De vraag welk recht de Nederlands rechter moet toepassen wordt beantwoord in Verordening Rome II. Immers vond het ongeval in Oostenrijk plaats en kan het daarom logisch zijn dat ook het Oostenrijkse recht moet worden toegepast. Dit is ook de hoofdregel uit Rome II, het land waar de schade zich voordoet (in dit geval, de letselschade in Oostenrijk) is het land diens recht moet worden toegepast. Echter, er is een belangrijke uitzondering in artikel 4 lid 2 van Rome II. Als degene wiens aansprakelijkheid in het geding is, en degene die schade lijdt, beiden hun gewone verblijfplaats in hetzelfde land hebben op het tijdstip waarop de schade zich voordoet, is het recht van dat land van toepassing. Omdat zowel het slachtoffer als de appellant in Nederland woonde, is dat recht van toepassing.
Ander voorbeeld
Maar wat nou als een Franse skiër een Nederlandse snowboardster had aangeskiet in Oostenrijk? Dan had volgens de hoofdregels uit artikel 4 van de herschikte EEX-verordening en Rome II de Franse rechter het Oostenrijkse recht moeten toepassen.
Het vonnis van de rechtbank houdt stand
Het Nederlandse Gerechtshof mag dus op basis van het Nederlandse recht deze zaak beoordelen, maar dat is eigenlijk een geluk. Dit gaat alleen op als zowel het slachtoffer en de dader dezelfde nationaliteit en land hebben.
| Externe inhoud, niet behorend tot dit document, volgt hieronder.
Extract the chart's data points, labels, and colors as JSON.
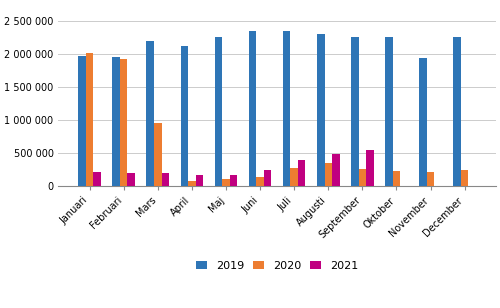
{
  "months": [
    "Januari",
    "Februari",
    "Mars",
    "April",
    "Maj",
    "Juni",
    "Juli",
    "Augusti",
    "September",
    "Oktober",
    "November",
    "December"
  ],
  "values_2019": [
    1960000,
    1950000,
    2190000,
    2110000,
    2250000,
    2350000,
    2340000,
    2300000,
    2260000,
    2250000,
    1930000,
    2260000
  ],
  "values_2020": [
    2010000,
    1920000,
    960000,
    80000,
    100000,
    140000,
    280000,
    350000,
    260000,
    230000,
    210000,
    240000
  ],
  "values_2021": [
    215000,
    200000,
    195000,
    160000,
    165000,
    250000,
    390000,
    480000,
    540000,
    0,
    0,
    0
  ],
  "color_2019": "#2e75b6",
  "color_2020": "#ed7d31",
  "color_2021": "#c00080",
  "legend_labels": [
    "2019",
    "2020",
    "2021"
  ],
  "ylim": [
    0,
    2750000
  ],
  "yticks": [
    0,
    500000,
    1000000,
    1500000,
    2000000,
    2500000
  ],
  "background_color": "#ffffff",
  "grid_color": "#cccccc"
}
Het Gerechtshof heeft in deze zaak tot slot ook geoordeeld dat de appellant aansprakelijk is voor de schade van het slachtoffer, ondanks het feit dat er in deze situatie sprake was van een sport- en spelsituatie, waarvoor een verhoogde drempel van aansprakelijkheid geldt. De zeer onervaren skiër had namelijk de vier eerste, en belangrijkste, regels van het Fédération Internationale du Ski (FIS) geschonden. Deze regels luidden als volgt:
- Iedere skiër of snowboarder moet zich zo gedragen, dat hij anderen niet in gevaar brengt of schade toebrengt.
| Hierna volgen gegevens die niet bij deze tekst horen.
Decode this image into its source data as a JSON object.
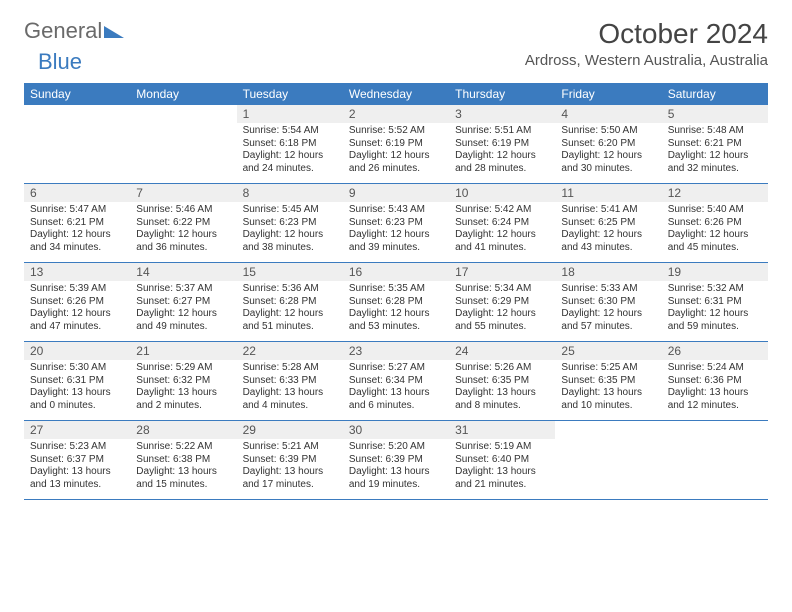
{
  "logo": {
    "text1": "General",
    "text2": "Blue"
  },
  "title": {
    "month": "October 2024",
    "location": "Ardross, Western Australia, Australia"
  },
  "colors": {
    "header_bg": "#3b7bbf",
    "header_fg": "#ffffff",
    "daynum_bg": "#efefef",
    "rule": "#3b7bbf"
  },
  "weekdays": [
    "Sunday",
    "Monday",
    "Tuesday",
    "Wednesday",
    "Thursday",
    "Friday",
    "Saturday"
  ],
  "weeks": [
    [
      {
        "n": "",
        "sr": "",
        "ss": "",
        "dl": ""
      },
      {
        "n": "",
        "sr": "",
        "ss": "",
        "dl": ""
      },
      {
        "n": "1",
        "sr": "Sunrise: 5:54 AM",
        "ss": "Sunset: 6:18 PM",
        "dl": "Daylight: 12 hours and 24 minutes."
      },
      {
        "n": "2",
        "sr": "Sunrise: 5:52 AM",
        "ss": "Sunset: 6:19 PM",
        "dl": "Daylight: 12 hours and 26 minutes."
      },
      {
        "n": "3",
        "sr": "Sunrise: 5:51 AM",
        "ss": "Sunset: 6:19 PM",
        "dl": "Daylight: 12 hours and 28 minutes."
      },
      {
        "n": "4",
        "sr": "Sunrise: 5:50 AM",
        "ss": "Sunset: 6:20 PM",
        "dl": "Daylight: 12 hours and 30 minutes."
      },
      {
        "n": "5",
        "sr": "Sunrise: 5:48 AM",
        "ss": "Sunset: 6:21 PM",
        "dl": "Daylight: 12 hours and 32 minutes."
      }
    ],
    [
      {
        "n": "6",
        "sr": "Sunrise: 5:47 AM",
        "ss": "Sunset: 6:21 PM",
        "dl": "Daylight: 12 hours and 34 minutes."
      },
      {
        "n": "7",
        "sr": "Sunrise: 5:46 AM",
        "ss": "Sunset: 6:22 PM",
        "dl": "Daylight: 12 hours and 36 minutes."
      },
      {
        "n": "8",
        "sr": "Sunrise: 5:45 AM",
        "ss": "Sunset: 6:23 PM",
        "dl": "Daylight: 12 hours and 38 minutes."
      },
      {
        "n": "9",
        "sr": "Sunrise: 5:43 AM",
        "ss": "Sunset: 6:23 PM",
        "dl": "Daylight: 12 hours and 39 minutes."
      },
      {
        "n": "10",
        "sr": "Sunrise: 5:42 AM",
        "ss": "Sunset: 6:24 PM",
        "dl": "Daylight: 12 hours and 41 minutes."
      },
      {
        "n": "11",
        "sr": "Sunrise: 5:41 AM",
        "ss": "Sunset: 6:25 PM",
        "dl": "Daylight: 12 hours and 43 minutes."
      },
      {
        "n": "12",
        "sr": "Sunrise: 5:40 AM",
        "ss": "Sunset: 6:26 PM",
        "dl": "Daylight: 12 hours and 45 minutes."
      }
    ],
    [
      {
        "n": "13",
        "sr": "Sunrise: 5:39 AM",
        "ss": "Sunset: 6:26 PM",
        "dl": "Daylight: 12 hours and 47 minutes."
      },
      {
        "n": "14",
        "sr": "Sunrise: 5:37 AM",
        "ss": "Sunset: 6:27 PM",
        "dl": "Daylight: 12 hours and 49 minutes."
      },
      {
        "n": "15",
        "sr": "Sunrise: 5:36 AM",
        "ss": "Sunset: 6:28 PM",
        "dl": "Daylight: 12 hours and 51 minutes."
      },
      {
        "n": "16",
        "sr": "Sunrise: 5:35 AM",
        "ss": "Sunset: 6:28 PM",
        "dl": "Daylight: 12 hours and 53 minutes."
      },
      {
        "n": "17",
        "sr": "Sunrise: 5:34 AM",
        "ss": "Sunset: 6:29 PM",
        "dl": "Daylight: 12 hours and 55 minutes."
      },
      {
        "n": "18",
        "sr": "Sunrise: 5:33 AM",
        "ss": "Sunset: 6:30 PM",
        "dl": "Daylight: 12 hours and 57 minutes."
      },
      {
        "n": "19",
        "sr": "Sunrise: 5:32 AM",
        "ss": "Sunset: 6:31 PM",
        "dl": "Daylight: 12 hours and 59 minutes."
      }
    ],
    [
      {
        "n": "20",
        "sr": "Sunrise: 5:30 AM",
        "ss": "Sunset: 6:31 PM",
        "dl": "Daylight: 13 hours and 0 minutes."
      },
      {
        "n": "21",
        "sr": "Sunrise: 5:29 AM",
        "ss": "Sunset: 6:32 PM",
        "dl": "Daylight: 13 hours and 2 minutes."
      },
      {
        "n": "22",
        "sr": "Sunrise: 5:28 AM",
        "ss": "Sunset: 6:33 PM",
        "dl": "Daylight: 13 hours and 4 minutes."
      },
      {
        "n": "23",
        "sr": "Sunrise: 5:27 AM",
        "ss": "Sunset: 6:34 PM",
        "dl": "Daylight: 13 hours and 6 minutes."
      },
      {
        "n": "24",
        "sr": "Sunrise: 5:26 AM",
        "ss": "Sunset: 6:35 PM",
        "dl": "Daylight: 13 hours and 8 minutes."
      },
      {
        "n": "25",
        "sr": "Sunrise: 5:25 AM",
        "ss": "Sunset: 6:35 PM",
        "dl": "Daylight: 13 hours and 10 minutes."
      },
      {
        "n": "26",
        "sr": "Sunrise: 5:24 AM",
        "ss": "Sunset: 6:36 PM",
        "dl": "Daylight: 13 hours and 12 minutes."
      }
    ],
    [
      {
        "n": "27",
        "sr": "Sunrise: 5:23 AM",
        "ss": "Sunset: 6:37 PM",
        "dl": "Daylight: 13 hours and 13 minutes."
      },
      {
        "n": "28",
        "sr": "Sunrise: 5:22 AM",
        "ss": "Sunset: 6:38 PM",
        "dl": "Daylight: 13 hours and 15 minutes."
      },
      {
        "n": "29",
        "sr": "Sunrise: 5:21 AM",
        "ss": "Sunset: 6:39 PM",
        "dl": "Daylight: 13 hours and 17 minutes."
      },
      {
        "n": "30",
        "sr": "Sunrise: 5:20 AM",
        "ss": "Sunset: 6:39 PM",
        "dl": "Daylight: 13 hours and 19 minutes."
      },
      {
        "n": "31",
        "sr": "Sunrise: 5:19 AM",
        "ss": "Sunset: 6:40 PM",
        "dl": "Daylight: 13 hours and 21 minutes."
      },
      {
        "n": "",
        "sr": "",
        "ss": "",
        "dl": ""
      },
      {
        "n": "",
        "sr": "",
        "ss": "",
        "dl": ""
      }
    ]
  ]
}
- Iedere skiër of snowboarder moet op basis van zichtbaarheid bewegen. Iedere skiër of snowboarder moet zijn snelheid en wijze van bewegen aanpassen aan zijn eigen capaciteiten, de toestand van de piste, de sneeuw- en weersgesteldheid en de verkeersdichtheid.
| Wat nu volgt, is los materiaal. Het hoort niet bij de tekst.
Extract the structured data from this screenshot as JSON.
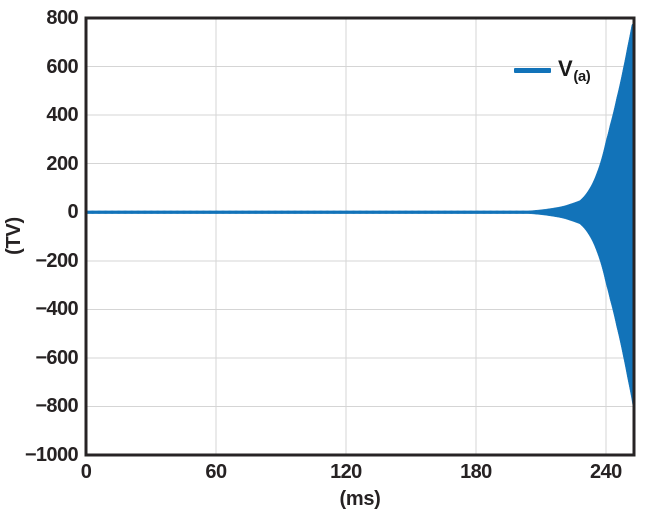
{
  "colors": {
    "series": "#1273b9",
    "grid": "#d5d5d5",
    "frame": "#272425",
    "text": "#262223",
    "background": "#ffffff"
  },
  "chart_data": {
    "type": "line",
    "title": "",
    "xlabel": "(ms)",
    "ylabel": "(TV)",
    "xlim": [
      0,
      253
    ],
    "ylim": [
      -1000,
      800
    ],
    "x_ticks": [
      0,
      60,
      120,
      180,
      240
    ],
    "x_tick_labels": [
      "0",
      "60",
      "120",
      "180",
      "240"
    ],
    "y_ticks": [
      800,
      600,
      400,
      200,
      0,
      -200,
      -400,
      -600,
      -800,
      -1000
    ],
    "y_tick_labels": [
      "800",
      "600",
      "400",
      "200",
      "0",
      "−200",
      "−400",
      "−600",
      "−800",
      "−1000"
    ],
    "grid": true,
    "legend": {
      "position": "top-right",
      "entries": [
        {
          "label": "V",
          "sub": "(a)",
          "color": "#1273b9"
        }
      ]
    },
    "series": [
      {
        "name": "V(a)",
        "waveform": "sinusoid with exponentially growing amplitude (unstable oscillator start-up): output stays at ~0 TV from 0 ms to ~200 ms, then the oscillation envelope grows rapidly, reaching about ±800 TV at ~253 ms where the trace meets the right edge of the plot",
        "envelope_points_ms_amplitude": [
          [
            0,
            0.4
          ],
          [
            150,
            0.4
          ],
          [
            180,
            1.2
          ],
          [
            195,
            3
          ],
          [
            205,
            6
          ],
          [
            210,
            10
          ],
          [
            215,
            16
          ],
          [
            220,
            24
          ],
          [
            224,
            35
          ],
          [
            228,
            48
          ],
          [
            232,
            90
          ],
          [
            236,
            165
          ],
          [
            240,
            290
          ],
          [
            242,
            360
          ],
          [
            245,
            470
          ],
          [
            248,
            590
          ],
          [
            250,
            680
          ],
          [
            252,
            770
          ],
          [
            253,
            830
          ]
        ],
        "envelope_clip": [
          -830,
          775
        ]
      }
    ]
  }
}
- Wanneer een skiër of snowboarder een ander van achteren nadert moet hij zijn spoor zo kiezen, dat hij een voor hem bewegende skiër of snowboarder niet in gevaar brengt.
- Inhalen mag van boven of van beneden en van rechts of van links, mits op zodanige afstand dat de ingehaalde op geen enkele wijze in zijn bewegingen wordt belemmerd.
Conclusie
Een ongeval in het buitenland brengt veel juridische vraagstukken met zich mee, vooral over welke rechter zich over die zaak moet buigen en welke rechtsregels dan moeten worden toegepast. Binnen de Europese Unie zijn er verordeningen opgesteld die deze vragen regelen. De hoofdregel is dat de zaak moet worden aangebracht in het land waarin de aangesproken persoon woont en dat het recht van toepassing is van het land waar het ongeval plaatsvond. Dit kan tot hele nare juridische procedures leiden, waarin men mogelijk een buitenlandse advocaat moet inschakelen om zijn recht te halen. Ons advies? Sluit vooral een goede reisverzekering af en heb altijd een schadeverzekering inzittende op uw auto, zodat u de schade volgens uw eigen polisvoorwaarden kan verhalen. En voorkomen is beter dan genezen. Wees voorzichtig.